I’ll never forget the first time I laid eyes on a Porsche 911 Turbo. I was 17 years old, and friends were driving me along a leafy country two-lane road in Ann Arbor, Michigan, to the tennis club where I worked that summer as a groundskeeper. Suddenly, my pal at the wheel caught sight of something in his rear-view mirror. “Whoa! Behind us! Look at that Porsche!” The two of us riding shotgun spun around as if Farrah Fawcett herself had just parachuted through the rear skylight of our lumbering Olds Vista Cruiser station wagon. After all, sports cars weren’t exactly everyday sightings in a Midwest university town whose preferred mode of transport in the 1970s was a Volvo from the Mesozoic Era or a threadbare VW microbus spray-painted with smiley faces and held together with “Makin’ Bacon” bumper stickers. Yet there it was: a sports car straight from Valhalla, that unmistakable 911 shape accelerating into our exhaust fumes, a blonde riding alongside the sunglassed male driver. The image was as perfect as I’d dreamed it could be—and in an instant it got better. I spotted a menacing fluke peeking out from the back of the car and nearly swooned. “Guys!” I yelled, my voice cracking in a flood of teenage hormones. “That 911 … it’s … a Turbo!”
I’ve never since wondered how Christopher Columbus felt when he discovered the New World. I know.
I reached out the window of the Olds, flashed the Turbo driver a crazed thumbs-up. He nodded politely, lifted a thumbs-up in return, then — perfection — he downshifted, flattened the throttle, and blazed past us, the 260-horsepower flat-six screaming with air-cooled revs, the massive rear whale tail briefly in full view before the car disappeared in a flurry of whirling leaves and platinum curls. For a few moments, the cabin of the Olds was silent, almost reverential. Then a friend spoke up for the three of us: “Damn. That was the coolest thing I’ve ever seen.”
Incredibly, when we arrived at the tennis club 10 minutes later, the Turbo — an original 3.0-liter 930 — was there, parked in the shade of a tree, its engine clicking and popping with heat. Completely forgetting to punch in for the day, I joined my friends for a few moments genuflecting at the altar of speed. Somehow, the Porsche seemed to radiate an invisible force field. We were afraid to get too close, lest the beast suddenly come alive and squash us with that leviathan rear fin. Still, through the windshield I could see not one but two radar detectors mounted on the dash: an original, boxy FuzzBuster 2000 and, alongside it, the sleeker, sexier Super Snooper. “Wow,” I thought to myself. “Today started out normal, and suddenly I’m in the presence of freaking James Bond!” If my boss hadn’t materialized right then — “Arthur, courts five and six need an air rake!” — I might still be standing there today, transfixed, unmoving, besotted with car lust.
Has it really been 40-some years since that giddy summer morning?
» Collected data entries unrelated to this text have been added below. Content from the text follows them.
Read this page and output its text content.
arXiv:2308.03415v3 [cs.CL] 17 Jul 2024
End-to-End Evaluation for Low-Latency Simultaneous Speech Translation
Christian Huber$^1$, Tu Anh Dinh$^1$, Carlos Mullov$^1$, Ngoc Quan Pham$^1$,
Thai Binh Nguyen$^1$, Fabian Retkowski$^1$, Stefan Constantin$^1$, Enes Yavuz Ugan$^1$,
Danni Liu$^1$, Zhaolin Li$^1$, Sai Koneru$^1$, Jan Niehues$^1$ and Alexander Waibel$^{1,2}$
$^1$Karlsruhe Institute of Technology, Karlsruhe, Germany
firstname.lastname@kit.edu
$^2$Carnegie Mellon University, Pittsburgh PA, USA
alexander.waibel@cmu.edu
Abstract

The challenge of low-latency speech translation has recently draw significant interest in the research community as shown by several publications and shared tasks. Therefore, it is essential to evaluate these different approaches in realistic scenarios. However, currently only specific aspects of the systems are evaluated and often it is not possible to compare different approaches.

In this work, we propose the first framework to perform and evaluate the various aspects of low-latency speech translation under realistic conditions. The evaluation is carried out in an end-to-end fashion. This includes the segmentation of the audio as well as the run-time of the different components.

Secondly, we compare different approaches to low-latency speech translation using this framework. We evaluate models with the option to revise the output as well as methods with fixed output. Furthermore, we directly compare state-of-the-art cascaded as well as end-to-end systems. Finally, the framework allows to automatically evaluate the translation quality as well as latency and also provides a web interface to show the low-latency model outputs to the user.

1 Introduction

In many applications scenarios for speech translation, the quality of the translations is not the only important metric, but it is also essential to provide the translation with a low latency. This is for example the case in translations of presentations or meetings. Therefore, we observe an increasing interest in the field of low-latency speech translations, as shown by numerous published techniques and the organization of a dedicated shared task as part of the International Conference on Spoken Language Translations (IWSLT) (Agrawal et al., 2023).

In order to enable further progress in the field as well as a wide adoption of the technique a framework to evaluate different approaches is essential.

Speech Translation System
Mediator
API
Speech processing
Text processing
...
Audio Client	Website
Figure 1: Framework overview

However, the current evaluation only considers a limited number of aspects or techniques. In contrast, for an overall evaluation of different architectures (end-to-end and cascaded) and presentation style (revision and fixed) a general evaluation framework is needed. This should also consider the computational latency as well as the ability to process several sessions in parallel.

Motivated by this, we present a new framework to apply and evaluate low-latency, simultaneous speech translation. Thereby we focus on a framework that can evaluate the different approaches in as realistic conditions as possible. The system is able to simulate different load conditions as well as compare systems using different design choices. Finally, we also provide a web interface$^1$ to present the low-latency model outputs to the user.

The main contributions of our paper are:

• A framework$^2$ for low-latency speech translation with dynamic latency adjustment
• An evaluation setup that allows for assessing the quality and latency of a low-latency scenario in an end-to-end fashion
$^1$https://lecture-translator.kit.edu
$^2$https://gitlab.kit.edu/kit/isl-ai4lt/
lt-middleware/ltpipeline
Memories of that original 930 Turbo came flooding back to me recently as I climbed behind the wheel of a brand-new 911 Turbo — $167,225 worth of jet black, mechanized magnificence straight from Zuffenhausen. Yes, disco was king when I saw that first car, but the 2017 model is still instantly recognizable for what it is — right down to the iconic wing on its tail (though way stubbier now). And despite having driven countless 911s in the past three-plus decades — among them numerous Turbos — the mere sight of the car still brings out the wide-eyed 17-year-old in me.
The original 930 Turbo had a nasty reputation for light-switch turbo response — and a predilection for eating guardrails with its taillights at the slightest misuse of the throttle. Not so the current Turbo. Gawd this car is good. It’s hard to believe 540 horsepower can be so polished, so polite. The first time I crushed the right pedal on an empty country road was just silly; Porsche claims a 0-to-60-mph time of just 2.9 seconds — it’s every bit that fast. But thanks to the standard all-wheel-drive system and NASA-grade electronics, the Turbo sucked in the horizon without so much as a squiggle from the chassis. Cornering was the same: My head began to unscrew from my neck and still the chassis was digging in, asking for more, refusing to let go at either end. On my favorite mountain road, the Turbo actually made me say “uncle.”
That’s some kind of magic, Porsche. Forty-plus years after that first 911 Turbo and still I can’t breathe.